The Ecology and Evolutionary Biology major will provide the springboard for students entering careers or research in the following areas: Ecology, Conservation Biology, Animal Behaviour, Evolutionary Biology, Systematic and Biodiversity, Environmental Consulting. Graduates will be prepared for these pathways by developing skills in survey, experimentation and modelling of ecological and evolutionary processes, which are crucial to being prepared to make contributions in research, education or in consulting roles in natural resources management and environmental consulting industries.
This major will integrate knowledge from a range of disciplines from genetics through organismal biology to ecosystem science, by enabling students to complete a sequence of specialist subjects in each, as well as integrated subjects in which the students develop an understanding of the application of ecological methods to solving current problems in evolution, ecology and biodiversity. Students will gain experience preparing them for the workplace by participating in group research projects and working groups.

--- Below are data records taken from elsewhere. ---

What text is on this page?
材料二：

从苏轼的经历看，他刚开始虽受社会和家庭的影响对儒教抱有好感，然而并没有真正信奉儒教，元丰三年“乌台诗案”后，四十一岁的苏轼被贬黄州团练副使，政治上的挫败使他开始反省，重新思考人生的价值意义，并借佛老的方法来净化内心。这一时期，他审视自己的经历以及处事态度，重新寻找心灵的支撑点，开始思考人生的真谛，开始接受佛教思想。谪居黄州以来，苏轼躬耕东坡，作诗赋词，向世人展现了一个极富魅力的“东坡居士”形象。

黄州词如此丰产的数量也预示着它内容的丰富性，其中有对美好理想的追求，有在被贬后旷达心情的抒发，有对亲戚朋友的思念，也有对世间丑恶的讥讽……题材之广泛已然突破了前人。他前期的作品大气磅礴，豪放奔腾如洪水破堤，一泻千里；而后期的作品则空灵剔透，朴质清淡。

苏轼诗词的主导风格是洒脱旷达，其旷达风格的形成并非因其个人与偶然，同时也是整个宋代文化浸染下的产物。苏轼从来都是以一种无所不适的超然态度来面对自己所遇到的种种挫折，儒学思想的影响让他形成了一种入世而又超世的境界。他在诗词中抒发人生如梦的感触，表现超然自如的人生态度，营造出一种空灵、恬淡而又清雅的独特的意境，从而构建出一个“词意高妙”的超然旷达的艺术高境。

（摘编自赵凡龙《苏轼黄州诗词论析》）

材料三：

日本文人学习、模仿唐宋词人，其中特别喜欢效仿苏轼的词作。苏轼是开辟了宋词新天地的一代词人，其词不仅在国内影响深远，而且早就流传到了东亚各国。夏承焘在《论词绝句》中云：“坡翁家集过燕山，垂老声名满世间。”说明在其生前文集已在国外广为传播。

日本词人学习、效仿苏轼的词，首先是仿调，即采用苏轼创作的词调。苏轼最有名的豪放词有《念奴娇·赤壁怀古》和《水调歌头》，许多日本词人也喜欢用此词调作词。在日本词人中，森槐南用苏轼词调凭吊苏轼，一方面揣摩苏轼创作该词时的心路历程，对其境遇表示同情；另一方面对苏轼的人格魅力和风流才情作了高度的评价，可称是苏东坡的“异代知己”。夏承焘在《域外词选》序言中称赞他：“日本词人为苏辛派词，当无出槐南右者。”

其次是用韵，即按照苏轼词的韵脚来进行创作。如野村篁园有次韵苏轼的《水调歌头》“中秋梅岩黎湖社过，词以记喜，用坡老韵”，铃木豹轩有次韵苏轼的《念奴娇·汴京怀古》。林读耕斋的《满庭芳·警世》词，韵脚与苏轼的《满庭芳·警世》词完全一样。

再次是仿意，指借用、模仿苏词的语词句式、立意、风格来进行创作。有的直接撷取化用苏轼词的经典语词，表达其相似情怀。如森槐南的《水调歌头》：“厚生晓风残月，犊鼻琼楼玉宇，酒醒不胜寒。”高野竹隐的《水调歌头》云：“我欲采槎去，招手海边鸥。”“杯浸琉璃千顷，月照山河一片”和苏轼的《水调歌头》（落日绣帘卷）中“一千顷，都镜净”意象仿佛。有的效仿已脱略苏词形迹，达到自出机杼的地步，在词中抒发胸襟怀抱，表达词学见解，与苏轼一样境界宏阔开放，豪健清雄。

Intended learning outcomes
On completion of this major, students should be able to:
- Synthesise knowledge from a range of disciplines from genetics through organismal biology to ecosystem science are used in the ecology and evolutionary biology of organisms
- Recognise and explain the historical and dynamic nature of biological diversity
- Outline and evaluate the methodologies in Ecology and Evolutionary Biology, specifically the role of theory, of models, of mathematics, of observational and experimental (both field and lab) empirical work. They will understand the historical development in their science and it's testability
- Employ skills in survey, experimentation and modelling of ecological and evolutionary processes and data
- Identify, evaluate and apply knowledge and information from research and data in ecological and evolutionary domains
- Articulate the global nature of the science of Ecology and Evolutionary Biology, the inequality in amount of scientific knowledge and the opportunity for and importance of generality provided by regions and continents
- Articulate how they as scientists can engage in facing problems of climate change, biodiversity loss and other global challenges
- Demonstrate preparedness for the workplace through participating in group research projects and diverse working groups
- Communicate about the theory, practice and evidence in Ecology and Evolutionary Biology orally, and in different modes of written presentation.